After cutting rates, the rate setting committee stressed the need for the financial sector to swiftly and fully pass through the benefits of the easing the monetary policy and thereby accelerate the normalisation of market interest rates in the period ahead.
Yesterday’s cut brought the total drop in key rates to 700 basis points since the Central Bank pivoted to the monetary easing cycle in June last year. With the latest cut, the Standing Deposit and Lending Facility rate now stand at 8.50 and 9.50 percent.
Although some market participants expected the Central Bank to come up with single policy interest rates instead of the current two, the officials said the Committee is still studying it.
The language of the monetary policy statement and the tone of the officials at the media briefing held soon after suggested a growth bias and also that the Central Bank has a better hold on inflation as prices are coming in softer than expected in February, within their medium term target range of 4 to 6 percent.
For instance, the inflation measured by the Colombo Consumer Price Index (CCPI), officials’ preferred gauge of prices, cooled to 5.9 percent in February from 6.4 percent in January due to easing supply conditions and also the dissipation of the effects from the value added tax hike in January.
Meanwhile, the core inflation which strips out the often volatile food, energy and transport, and measures the underlying demand pressures of the economy came much softer at 2.8 percent in February.
The officials said the aggregate demand conditions remain subdued while there was a lesser than expected impact from the recent changes to the taxes which gave them space for the latest cut in key rates.
The Central Bank, although too late, underscored the recent inflation and also the expected inflation are predominantly driven by supply side factors and administratively determined prices.
“The Board viewed that the reasons for the recent and expected changes in inflation in the upcoming months were propelled by supply-driven and administratively determined prices, while noting that inflation expectations remained well anchored”, the monetary policy announcement said.

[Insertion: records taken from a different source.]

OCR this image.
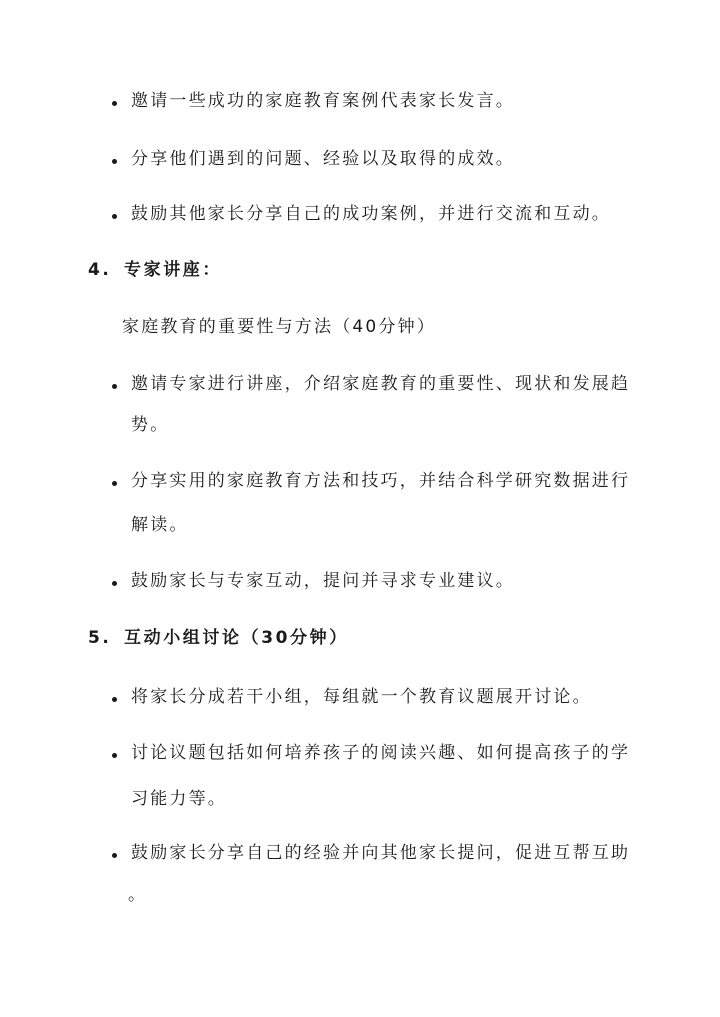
邀请一些成功的家庭教育案例代表家长发言。
分享他们遇到的问题、经验以及取得的成效。
鼓励其他家长分享自己的成功案例，并进行交流和互动。
4. 专家讲座：
家庭教育的重要性与方法（40分钟）
邀请专家进行讲座，介绍家庭教育的重要性、现状和发展趋
势。
分享实用的家庭教育方法和技巧，并结合科学研究数据进行
解读。
鼓励家长与专家互动，提问并寻求专业建议。
5. 互动小组讨论（30分钟）
将家长分成若干小组，每组就一个教育议题展开讨论。
讨论议题包括如何培养孩子的阅读兴趣、如何提高孩子的学
习能力等。
鼓励家长分享自己的经验并向其他家长提问，促进互帮互助
。
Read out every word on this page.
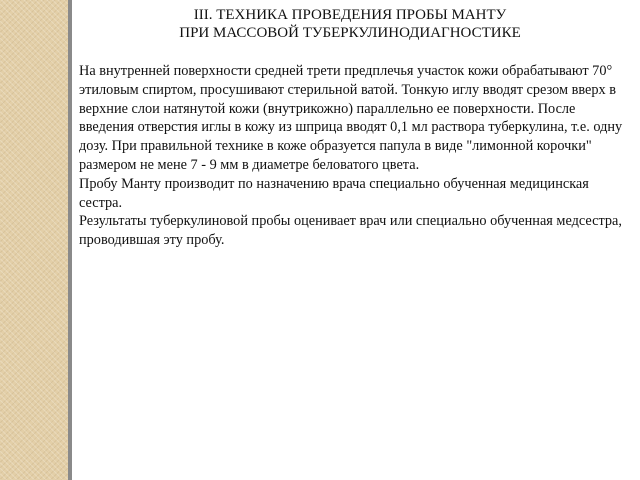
III. ТЕХНИКА ПРОВЕДЕНИЯ ПРОБЫ МАНТУ
ПРИ МАССОВОЙ ТУБЕРКУЛИНОДИАГНОСТИКЕ

На внутренней поверхности средней трети предплечья участок кожи обрабатывают 70° этиловым спиртом, просушивают стерильной ватой. Тонкую иглу вводят срезом вверх в верхние слои натянутой кожи (внутрикожно) параллельно ее поверхности. После введения отверстия иглы в кожу из шприца вводят 0,1 мл раствора туберкулина, т.е. одну дозу. При правильной технике в коже образуется папула в виде "лимонной корочки" размером не мене 7 - 9 мм в диаметре беловатого цвета.

Пробу Манту производит по назначению врача специально обученная медицинская сестра.

Результаты туберкулиновой пробы оценивает врач или специально обученная медсестра, проводившая эту пробу.
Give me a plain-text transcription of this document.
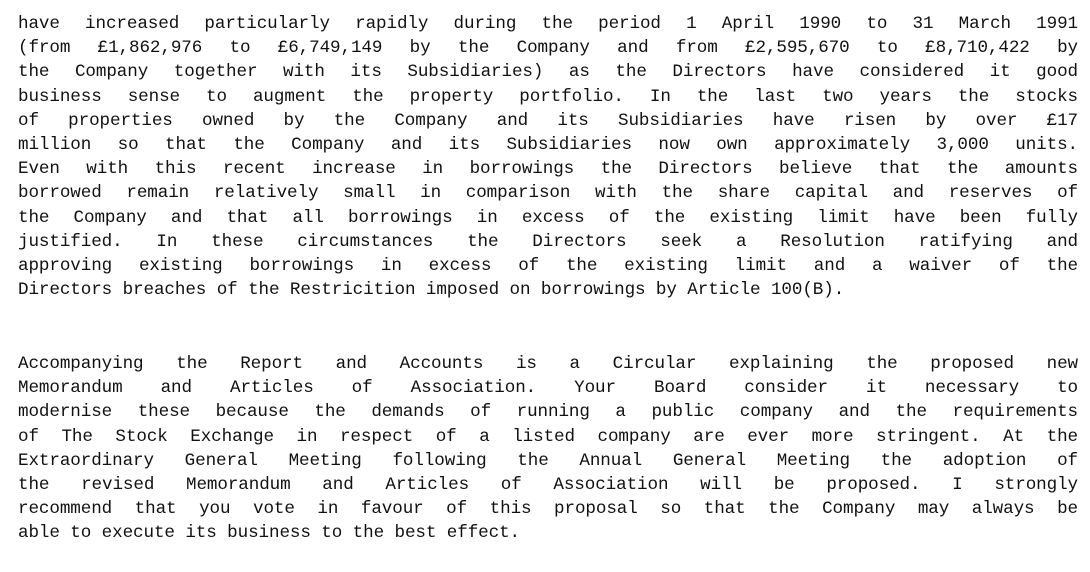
have increased particularly rapidly during the period 1 April 1990 to 31 March 1991
(from £1,862,976 to £6,749,149 by the Company and from £2,595,670 to £8,710,422 by
the Company together with its Subsidiaries) as the Directors have considered it good
business sense to augment the property portfolio. In the last two years the stocks
of properties owned by the Company and its Subsidiaries have risen by over £17
million so that the Company and its Subsidiaries now own approximately 3,000 units.
Even with this recent increase in borrowings the Directors believe that the amounts
borrowed remain relatively small in comparison with the share capital and reserves of
the Company and that all borrowings in excess of the existing limit have been fully
justified. In these circumstances the Directors seek a Resolution ratifying and
approving existing borrowings in excess of the existing limit and a waiver of the
Directors breaches of the Restricition imposed on borrowings by Article 100(B).
Accompanying the Report and Accounts is a Circular explaining the proposed new
Memorandum and Articles of Association. Your Board consider it necessary to
modernise these because the demands of running a public company and the requirements
of The Stock Exchange in respect of a listed company are ever more stringent. At the
Extraordinary General Meeting following the Annual General Meeting the adoption of
the revised Memorandum and Articles of Association will be proposed. I strongly
recommend that you vote in favour of this proposal so that the Company may always be
able to execute its business to the best effect.
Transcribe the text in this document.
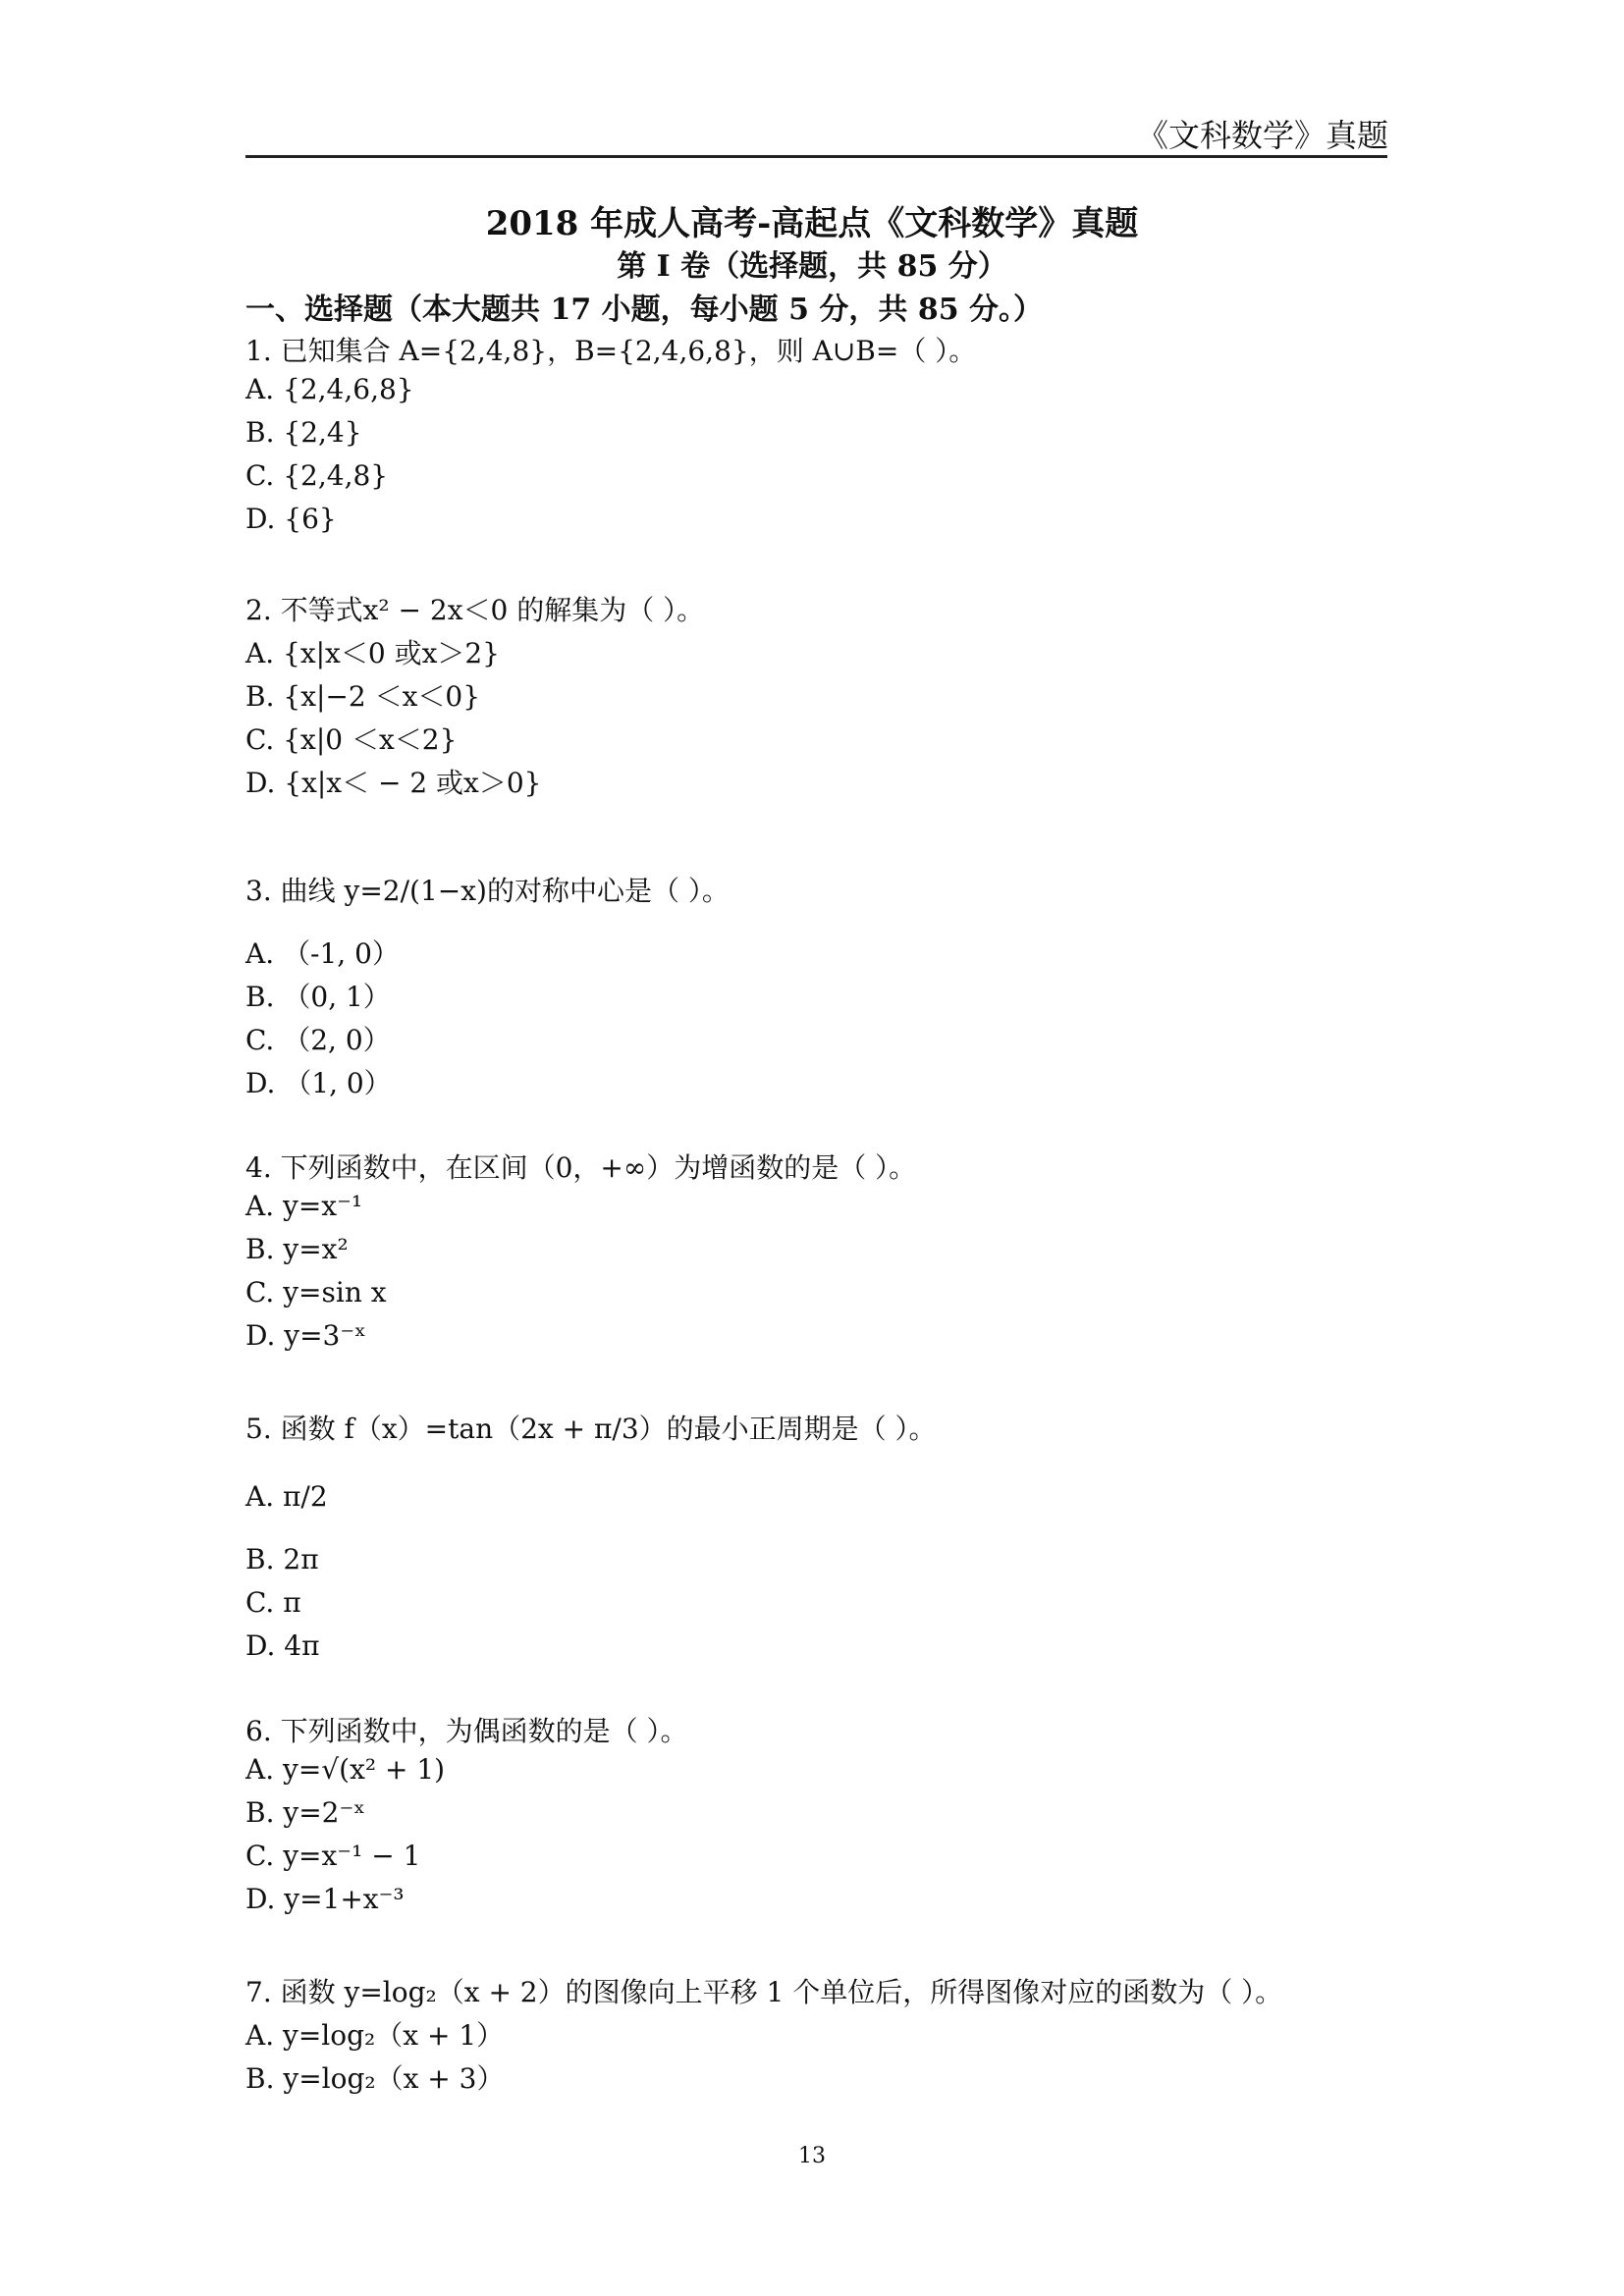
《文科数学》真题
2018 年成人高考-高起点《文科数学》真题
第 I 卷（选择题，共 85 分）
一、选择题（本大题共 17 小题，每小题 5 分，共 85 分。）
1. 已知集合 A={2,4,8}，B={2,4,6,8}，则 A∪B=（ ）。
A. {2,4,6,8}
B. {2,4}
C. {2,4,8}
D. {6}
2. 不等式x² − 2x＜0 的解集为（ ）。
A. {x|x＜0 或x＞2}
B. {x|−2 ＜x＜0}
C. {x|0 ＜x＜2}
D. {x|x＜ − 2 或x＞0}
3. 曲线 y=2/(1−x)的对称中心是（ ）。
A. （-1, 0）
B. （0, 1）
C. （2, 0）
D. （1, 0）
4. 下列函数中，在区间（0，+∞）为增函数的是（ ）。
A. y=x⁻¹
B. y=x²
C. y=sin x
D. y=3⁻ˣ
5. 函数 f（x）=tan（2x + π/3）的最小正周期是（ ）。
A. π/2
B. 2π
C. π
D. 4π
6. 下列函数中，为偶函数的是（ ）。
A. y=√(x² + 1)
B. y=2⁻ˣ
C. y=x⁻¹ − 1
D. y=1+x⁻³
7. 函数 y=log₂（x + 2）的图像向上平移 1 个单位后，所得图像对应的函数为（ ）。
A. y=log₂（x + 1）
B. y=log₂（x + 3）
13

While global energy prices remain a wild card, the officials said the favourable near term dynamics such as recent downward adjustments to electricity prices, well anchored inflation expectations and the absence of the excessive external sector pressures helped to relax the financial conditions and thereby support the economy to change gear.
Central Bank Governor, Dr. Nandalal Weerasinghe said, with the absence of major shocks, they see the ability to maintain inflation at the targeted level in the next 12 to 18 months.